2014-02-11 10:30:09

by Xie XiuQi

[permalink] [raw]
Subject: [PATCH] ipmi: fix BT reset for a while when cmd timeout

I fould a problem: when a cmd timeout and just
in that time bt->seq < 2, system will alway keep
retrying and we can't send any cmd to bmc.
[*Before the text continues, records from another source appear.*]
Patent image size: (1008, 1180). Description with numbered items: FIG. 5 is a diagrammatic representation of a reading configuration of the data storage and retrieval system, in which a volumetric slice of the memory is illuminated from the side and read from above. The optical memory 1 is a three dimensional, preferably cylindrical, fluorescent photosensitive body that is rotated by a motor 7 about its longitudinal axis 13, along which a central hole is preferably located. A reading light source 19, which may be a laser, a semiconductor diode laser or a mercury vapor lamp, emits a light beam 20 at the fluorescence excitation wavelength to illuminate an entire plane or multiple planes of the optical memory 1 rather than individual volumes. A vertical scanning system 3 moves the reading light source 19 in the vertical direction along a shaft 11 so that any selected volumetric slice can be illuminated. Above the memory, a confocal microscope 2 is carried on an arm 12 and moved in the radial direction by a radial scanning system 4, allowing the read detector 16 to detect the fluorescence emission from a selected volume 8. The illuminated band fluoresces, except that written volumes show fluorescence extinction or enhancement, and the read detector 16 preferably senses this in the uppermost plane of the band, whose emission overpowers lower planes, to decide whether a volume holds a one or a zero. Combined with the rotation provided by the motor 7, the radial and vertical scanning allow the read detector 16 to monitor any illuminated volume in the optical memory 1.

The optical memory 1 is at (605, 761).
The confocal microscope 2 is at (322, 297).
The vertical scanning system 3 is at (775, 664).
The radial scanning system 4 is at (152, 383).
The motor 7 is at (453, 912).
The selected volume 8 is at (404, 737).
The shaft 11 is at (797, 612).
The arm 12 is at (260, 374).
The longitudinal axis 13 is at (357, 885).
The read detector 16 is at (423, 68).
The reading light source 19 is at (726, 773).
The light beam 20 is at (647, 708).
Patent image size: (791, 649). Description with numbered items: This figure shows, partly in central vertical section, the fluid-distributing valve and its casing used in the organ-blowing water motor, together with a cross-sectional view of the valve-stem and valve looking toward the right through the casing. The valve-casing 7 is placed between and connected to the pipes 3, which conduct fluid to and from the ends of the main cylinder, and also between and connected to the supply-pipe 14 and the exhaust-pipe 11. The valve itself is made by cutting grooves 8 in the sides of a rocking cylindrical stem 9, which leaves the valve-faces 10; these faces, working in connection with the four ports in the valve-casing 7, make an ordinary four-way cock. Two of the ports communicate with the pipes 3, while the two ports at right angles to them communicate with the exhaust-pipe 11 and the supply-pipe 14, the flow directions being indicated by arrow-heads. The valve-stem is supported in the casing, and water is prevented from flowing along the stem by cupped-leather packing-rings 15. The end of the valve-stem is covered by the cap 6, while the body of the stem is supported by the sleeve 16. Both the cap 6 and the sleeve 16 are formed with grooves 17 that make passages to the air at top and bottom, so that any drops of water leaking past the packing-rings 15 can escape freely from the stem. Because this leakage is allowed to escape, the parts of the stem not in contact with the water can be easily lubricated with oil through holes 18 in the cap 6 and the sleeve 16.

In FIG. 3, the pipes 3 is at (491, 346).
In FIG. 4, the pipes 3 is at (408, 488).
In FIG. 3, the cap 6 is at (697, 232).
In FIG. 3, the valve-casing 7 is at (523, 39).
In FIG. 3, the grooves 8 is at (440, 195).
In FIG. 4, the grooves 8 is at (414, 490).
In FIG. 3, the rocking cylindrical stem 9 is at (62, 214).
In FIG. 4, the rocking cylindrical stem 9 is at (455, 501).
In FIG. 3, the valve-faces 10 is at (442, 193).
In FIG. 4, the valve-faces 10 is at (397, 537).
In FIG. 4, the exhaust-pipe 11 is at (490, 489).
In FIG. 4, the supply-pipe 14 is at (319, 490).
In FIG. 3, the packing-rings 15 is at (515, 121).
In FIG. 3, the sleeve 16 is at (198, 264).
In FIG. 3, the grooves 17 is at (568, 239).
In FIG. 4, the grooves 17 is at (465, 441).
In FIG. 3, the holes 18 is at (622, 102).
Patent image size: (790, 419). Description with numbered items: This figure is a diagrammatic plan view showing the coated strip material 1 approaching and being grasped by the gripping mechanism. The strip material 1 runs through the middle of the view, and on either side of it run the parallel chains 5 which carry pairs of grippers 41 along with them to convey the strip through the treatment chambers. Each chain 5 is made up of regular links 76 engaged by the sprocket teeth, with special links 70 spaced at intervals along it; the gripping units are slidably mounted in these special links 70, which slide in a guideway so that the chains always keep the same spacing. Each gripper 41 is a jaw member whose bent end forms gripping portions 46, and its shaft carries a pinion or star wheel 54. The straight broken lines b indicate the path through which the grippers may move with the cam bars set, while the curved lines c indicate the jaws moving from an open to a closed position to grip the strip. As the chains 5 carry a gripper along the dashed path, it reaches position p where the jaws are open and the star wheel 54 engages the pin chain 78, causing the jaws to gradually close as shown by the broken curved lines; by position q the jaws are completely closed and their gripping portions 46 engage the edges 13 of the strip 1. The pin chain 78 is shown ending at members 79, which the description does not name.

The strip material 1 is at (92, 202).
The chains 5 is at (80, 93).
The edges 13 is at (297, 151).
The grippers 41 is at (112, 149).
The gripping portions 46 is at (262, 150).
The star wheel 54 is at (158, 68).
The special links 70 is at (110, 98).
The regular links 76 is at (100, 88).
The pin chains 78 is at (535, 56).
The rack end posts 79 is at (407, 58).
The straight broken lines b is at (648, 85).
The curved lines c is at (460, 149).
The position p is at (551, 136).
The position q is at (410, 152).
the error message is like this:
[ 530.908621] IPMI BT: timeout in RD_WAIT [ ] 1 retries left
[ 582.661329] IPMI BT: timeout in RD_WAIT [ ]
[ 582.661334] failed 2 retries, sending error response
[ 582.661337] IPMI: BT reset (takes 5 secs)
[ 693.335307] IPMI BT: timeout in RD_WAIT [ ]
[ 693.335312] failed 2 retries, sending error response
[ 693.335315] IPMI: BT reset (takes 5 secs)
[ 804.825161] IPMI BT: timeout in RD_WAIT [ ]
[ 804.825166] failed 2 retries, sending error response
[ 804.825169] IPMI: BT reset (takes 5 secs)
...

When BT reset, a cmd "warm reset" will be sent to bmc, but this cmd
is Optional in spec(refer to ipmi-interface-spec-v2). Some machines
don't support this cmd.

So, bt->init is introduced. Only during insmod, we do BT reset when
response timeout to avoid system crash.

Reported-by: Hu Shiyuan <[email protected]>
Signed-off-by: Xie XiuQi <[email protected]>
Cc: [email protected] # 3.4+
---
drivers/char/ipmi/ipmi_bt_sm.c | 9 +++++++--
1 file changed, 7 insertions(+), 2 deletions(-)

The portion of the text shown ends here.